Başarsoft Yönetim Kurulu ve TOBB Türkiye Yazılım Meclisi Yazılım İhracatı Komite Başkanı Alim Küçükpehlivan, Endüstri Radyo Reel Piyasalar programında Çetin Ünsalan’ın sorularını cevaplandırdı. Program, Küçükpehlivan’ın Ekometre Gazetesi’ndeki köşe yazında dile getirdiği yepyeni bir olgu olan ‘Yalnızlaştırma ve Yalnızlık Ekonomisi’ üzerine gerçekleşti.
“Herkese birer ekran vererek, bizleri bölüp parçalayıp yöneten bir dünyaya evrildik. Geleceğin ne getireceğini bilmiyorum ama yazılım mühendisi olarak 33 yıl önce sektöre girdiğimde, böyle günleri göreceğimizi hayal etmemiştim.”

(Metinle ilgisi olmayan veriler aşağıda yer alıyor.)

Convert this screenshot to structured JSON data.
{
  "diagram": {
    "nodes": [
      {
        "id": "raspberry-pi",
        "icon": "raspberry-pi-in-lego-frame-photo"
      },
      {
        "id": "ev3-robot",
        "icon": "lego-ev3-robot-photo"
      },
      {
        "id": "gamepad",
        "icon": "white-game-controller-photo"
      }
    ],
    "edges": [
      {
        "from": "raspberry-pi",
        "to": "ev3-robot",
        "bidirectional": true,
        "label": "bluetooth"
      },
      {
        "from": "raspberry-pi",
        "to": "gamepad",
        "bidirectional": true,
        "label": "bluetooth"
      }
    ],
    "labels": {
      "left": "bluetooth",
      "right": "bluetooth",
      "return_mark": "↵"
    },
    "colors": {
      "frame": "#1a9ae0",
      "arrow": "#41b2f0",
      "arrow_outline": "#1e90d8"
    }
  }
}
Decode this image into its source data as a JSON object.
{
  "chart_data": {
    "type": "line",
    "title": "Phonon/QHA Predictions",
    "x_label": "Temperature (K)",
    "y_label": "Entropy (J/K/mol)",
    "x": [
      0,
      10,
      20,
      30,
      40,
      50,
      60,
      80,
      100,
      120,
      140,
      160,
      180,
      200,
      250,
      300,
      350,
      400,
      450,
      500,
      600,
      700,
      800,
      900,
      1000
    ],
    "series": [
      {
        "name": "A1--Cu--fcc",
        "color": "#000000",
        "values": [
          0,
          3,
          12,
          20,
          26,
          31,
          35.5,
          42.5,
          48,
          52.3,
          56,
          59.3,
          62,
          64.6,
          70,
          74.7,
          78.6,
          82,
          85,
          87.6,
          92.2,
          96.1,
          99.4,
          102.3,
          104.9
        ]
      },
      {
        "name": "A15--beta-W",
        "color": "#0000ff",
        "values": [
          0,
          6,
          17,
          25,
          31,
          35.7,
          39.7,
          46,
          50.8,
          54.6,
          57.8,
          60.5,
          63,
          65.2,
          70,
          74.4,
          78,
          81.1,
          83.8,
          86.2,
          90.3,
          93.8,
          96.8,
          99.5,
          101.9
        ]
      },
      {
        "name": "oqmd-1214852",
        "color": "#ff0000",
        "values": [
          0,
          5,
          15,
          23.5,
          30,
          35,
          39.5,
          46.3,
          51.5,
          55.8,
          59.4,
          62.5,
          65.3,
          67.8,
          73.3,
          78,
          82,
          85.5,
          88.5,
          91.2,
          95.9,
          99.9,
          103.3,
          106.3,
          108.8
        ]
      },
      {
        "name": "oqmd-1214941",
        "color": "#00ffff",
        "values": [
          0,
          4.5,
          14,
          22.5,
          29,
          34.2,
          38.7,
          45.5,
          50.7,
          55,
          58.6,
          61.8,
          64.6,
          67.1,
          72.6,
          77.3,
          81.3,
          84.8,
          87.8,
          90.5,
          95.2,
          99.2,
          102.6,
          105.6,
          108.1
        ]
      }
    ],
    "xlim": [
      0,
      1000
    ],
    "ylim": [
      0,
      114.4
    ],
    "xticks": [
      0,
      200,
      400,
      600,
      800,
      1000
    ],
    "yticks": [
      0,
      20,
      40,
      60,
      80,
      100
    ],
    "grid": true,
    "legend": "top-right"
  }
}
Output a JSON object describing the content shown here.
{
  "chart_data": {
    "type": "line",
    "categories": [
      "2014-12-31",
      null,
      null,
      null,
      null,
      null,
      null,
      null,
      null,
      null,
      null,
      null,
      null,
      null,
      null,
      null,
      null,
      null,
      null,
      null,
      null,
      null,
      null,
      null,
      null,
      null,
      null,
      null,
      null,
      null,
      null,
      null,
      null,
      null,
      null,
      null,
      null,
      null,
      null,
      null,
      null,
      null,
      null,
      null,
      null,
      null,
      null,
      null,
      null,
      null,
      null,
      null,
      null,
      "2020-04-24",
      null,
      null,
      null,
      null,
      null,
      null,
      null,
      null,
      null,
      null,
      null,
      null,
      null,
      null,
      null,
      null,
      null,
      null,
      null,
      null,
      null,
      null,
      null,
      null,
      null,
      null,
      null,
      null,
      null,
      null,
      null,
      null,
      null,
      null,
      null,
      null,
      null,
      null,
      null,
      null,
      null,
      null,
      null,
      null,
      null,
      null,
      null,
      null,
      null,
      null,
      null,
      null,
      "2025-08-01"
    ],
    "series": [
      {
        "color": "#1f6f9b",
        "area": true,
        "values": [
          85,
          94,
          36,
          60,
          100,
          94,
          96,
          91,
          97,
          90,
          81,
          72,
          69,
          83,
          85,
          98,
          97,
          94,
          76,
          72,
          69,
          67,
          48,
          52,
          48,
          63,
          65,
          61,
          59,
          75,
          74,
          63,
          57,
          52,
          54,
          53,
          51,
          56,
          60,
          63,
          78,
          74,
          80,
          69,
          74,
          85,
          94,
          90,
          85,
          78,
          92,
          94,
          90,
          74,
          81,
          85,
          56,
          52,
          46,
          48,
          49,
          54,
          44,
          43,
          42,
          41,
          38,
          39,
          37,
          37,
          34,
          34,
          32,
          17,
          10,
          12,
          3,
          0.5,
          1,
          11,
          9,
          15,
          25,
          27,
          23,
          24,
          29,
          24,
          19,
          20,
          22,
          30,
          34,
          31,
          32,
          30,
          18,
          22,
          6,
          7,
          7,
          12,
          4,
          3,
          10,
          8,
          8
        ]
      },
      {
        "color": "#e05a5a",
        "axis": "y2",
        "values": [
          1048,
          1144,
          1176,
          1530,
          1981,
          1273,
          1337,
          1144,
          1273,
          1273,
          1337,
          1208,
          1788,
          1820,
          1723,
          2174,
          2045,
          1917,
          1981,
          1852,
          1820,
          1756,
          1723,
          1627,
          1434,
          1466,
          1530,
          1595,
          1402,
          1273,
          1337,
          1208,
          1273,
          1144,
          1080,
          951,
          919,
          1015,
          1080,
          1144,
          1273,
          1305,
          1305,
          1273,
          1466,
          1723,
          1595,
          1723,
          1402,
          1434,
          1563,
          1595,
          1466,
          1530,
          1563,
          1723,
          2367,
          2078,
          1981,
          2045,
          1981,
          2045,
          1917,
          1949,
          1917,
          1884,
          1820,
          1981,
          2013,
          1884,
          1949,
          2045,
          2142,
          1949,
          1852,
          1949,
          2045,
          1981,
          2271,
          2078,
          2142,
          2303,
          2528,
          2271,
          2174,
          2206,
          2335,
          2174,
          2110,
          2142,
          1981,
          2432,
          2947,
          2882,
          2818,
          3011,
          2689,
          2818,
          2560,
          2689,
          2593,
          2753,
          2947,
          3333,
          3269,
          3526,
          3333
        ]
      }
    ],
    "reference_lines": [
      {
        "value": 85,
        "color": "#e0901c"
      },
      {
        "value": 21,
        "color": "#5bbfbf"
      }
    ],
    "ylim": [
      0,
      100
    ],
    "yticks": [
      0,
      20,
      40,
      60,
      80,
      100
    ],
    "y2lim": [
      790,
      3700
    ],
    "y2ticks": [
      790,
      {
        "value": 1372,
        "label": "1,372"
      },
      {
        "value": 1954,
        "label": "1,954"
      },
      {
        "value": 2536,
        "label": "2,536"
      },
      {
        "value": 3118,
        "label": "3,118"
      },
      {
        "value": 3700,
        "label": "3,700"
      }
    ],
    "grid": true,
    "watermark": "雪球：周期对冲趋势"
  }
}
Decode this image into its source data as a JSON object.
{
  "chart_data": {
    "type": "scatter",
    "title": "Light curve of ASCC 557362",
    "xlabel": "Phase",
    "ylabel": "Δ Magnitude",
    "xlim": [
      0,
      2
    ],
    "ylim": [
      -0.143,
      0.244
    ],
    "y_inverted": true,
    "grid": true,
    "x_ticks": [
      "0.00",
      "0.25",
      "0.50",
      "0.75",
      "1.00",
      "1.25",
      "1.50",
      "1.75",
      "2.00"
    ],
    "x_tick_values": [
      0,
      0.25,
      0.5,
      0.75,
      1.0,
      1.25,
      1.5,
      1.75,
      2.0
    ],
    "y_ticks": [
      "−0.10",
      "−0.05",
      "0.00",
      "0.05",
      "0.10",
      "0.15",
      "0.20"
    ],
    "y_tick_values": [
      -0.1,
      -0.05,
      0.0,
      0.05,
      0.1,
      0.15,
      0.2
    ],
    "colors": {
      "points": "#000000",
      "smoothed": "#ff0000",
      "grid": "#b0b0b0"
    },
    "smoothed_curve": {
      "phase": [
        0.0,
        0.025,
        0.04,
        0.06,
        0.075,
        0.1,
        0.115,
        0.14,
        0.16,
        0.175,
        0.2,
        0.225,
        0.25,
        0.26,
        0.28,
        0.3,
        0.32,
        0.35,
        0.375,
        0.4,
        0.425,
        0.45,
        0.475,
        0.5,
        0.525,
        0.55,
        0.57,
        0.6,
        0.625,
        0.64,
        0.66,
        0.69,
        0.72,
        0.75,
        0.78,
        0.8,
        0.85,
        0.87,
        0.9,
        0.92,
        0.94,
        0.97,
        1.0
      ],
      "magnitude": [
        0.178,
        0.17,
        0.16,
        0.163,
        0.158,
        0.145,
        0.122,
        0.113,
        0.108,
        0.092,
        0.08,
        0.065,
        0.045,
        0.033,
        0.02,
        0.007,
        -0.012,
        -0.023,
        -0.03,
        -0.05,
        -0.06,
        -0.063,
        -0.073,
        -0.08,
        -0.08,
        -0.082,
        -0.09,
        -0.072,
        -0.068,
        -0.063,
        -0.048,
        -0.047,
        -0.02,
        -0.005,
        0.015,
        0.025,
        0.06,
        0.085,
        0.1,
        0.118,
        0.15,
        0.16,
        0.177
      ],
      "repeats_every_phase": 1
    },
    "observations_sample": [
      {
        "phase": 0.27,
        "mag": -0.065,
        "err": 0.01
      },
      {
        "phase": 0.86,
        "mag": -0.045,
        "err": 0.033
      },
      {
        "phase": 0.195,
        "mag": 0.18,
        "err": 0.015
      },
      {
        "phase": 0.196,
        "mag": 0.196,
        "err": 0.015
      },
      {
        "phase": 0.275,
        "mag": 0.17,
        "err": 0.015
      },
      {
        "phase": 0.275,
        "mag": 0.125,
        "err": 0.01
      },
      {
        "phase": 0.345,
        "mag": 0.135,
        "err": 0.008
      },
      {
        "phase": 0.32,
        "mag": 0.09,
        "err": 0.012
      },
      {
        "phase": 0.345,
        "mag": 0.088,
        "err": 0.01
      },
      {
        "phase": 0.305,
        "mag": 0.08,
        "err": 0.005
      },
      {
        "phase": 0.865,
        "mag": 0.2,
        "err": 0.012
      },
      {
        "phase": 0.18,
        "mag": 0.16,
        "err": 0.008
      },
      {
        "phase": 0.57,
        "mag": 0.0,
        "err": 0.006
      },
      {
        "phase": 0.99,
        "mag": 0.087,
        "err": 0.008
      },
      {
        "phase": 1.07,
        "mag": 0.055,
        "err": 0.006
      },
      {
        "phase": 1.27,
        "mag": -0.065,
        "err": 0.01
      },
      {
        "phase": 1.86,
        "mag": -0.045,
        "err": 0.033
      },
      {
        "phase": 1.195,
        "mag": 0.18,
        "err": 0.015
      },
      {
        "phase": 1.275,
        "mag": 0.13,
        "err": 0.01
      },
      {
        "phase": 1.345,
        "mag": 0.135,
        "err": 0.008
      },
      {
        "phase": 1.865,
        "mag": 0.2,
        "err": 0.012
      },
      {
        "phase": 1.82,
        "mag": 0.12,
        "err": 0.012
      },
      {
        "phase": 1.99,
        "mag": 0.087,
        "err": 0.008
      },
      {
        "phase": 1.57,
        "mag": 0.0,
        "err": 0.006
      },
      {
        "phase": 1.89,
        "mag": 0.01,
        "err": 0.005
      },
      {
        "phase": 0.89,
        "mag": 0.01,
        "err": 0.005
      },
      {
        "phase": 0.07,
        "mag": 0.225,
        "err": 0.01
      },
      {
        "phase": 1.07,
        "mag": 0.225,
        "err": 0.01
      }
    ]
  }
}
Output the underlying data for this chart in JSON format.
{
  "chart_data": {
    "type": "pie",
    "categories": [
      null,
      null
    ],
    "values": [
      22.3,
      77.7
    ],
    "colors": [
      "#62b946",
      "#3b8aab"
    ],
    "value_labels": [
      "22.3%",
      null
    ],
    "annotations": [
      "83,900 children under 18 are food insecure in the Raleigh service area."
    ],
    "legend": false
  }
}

“Yalnızlık ekonomisine dönüp baktığımızda ise kapitalizmin o üretim çılgınlığına benzer bir çılgınlığını da burada görüyoruz. Yani insanları esir alıp, belirli ürünlere ya da tüketim hareketlerine yönlendirici bir ekonomi görünüyor.”
“Aslında özgür iradenizle yaptığınız şeylerin çok dışında, robotlaşmaya doğru giden bir insan yapısı da var. Artık reklam size bilgi veren değil de sizi yöneten-yönlendiren bir aşamaya geldi. O kadar çok sayıda girdi geldiği için artık biz karar vermekte zorlanmıyoruz, onların dediği şeyi yapıyoruz.”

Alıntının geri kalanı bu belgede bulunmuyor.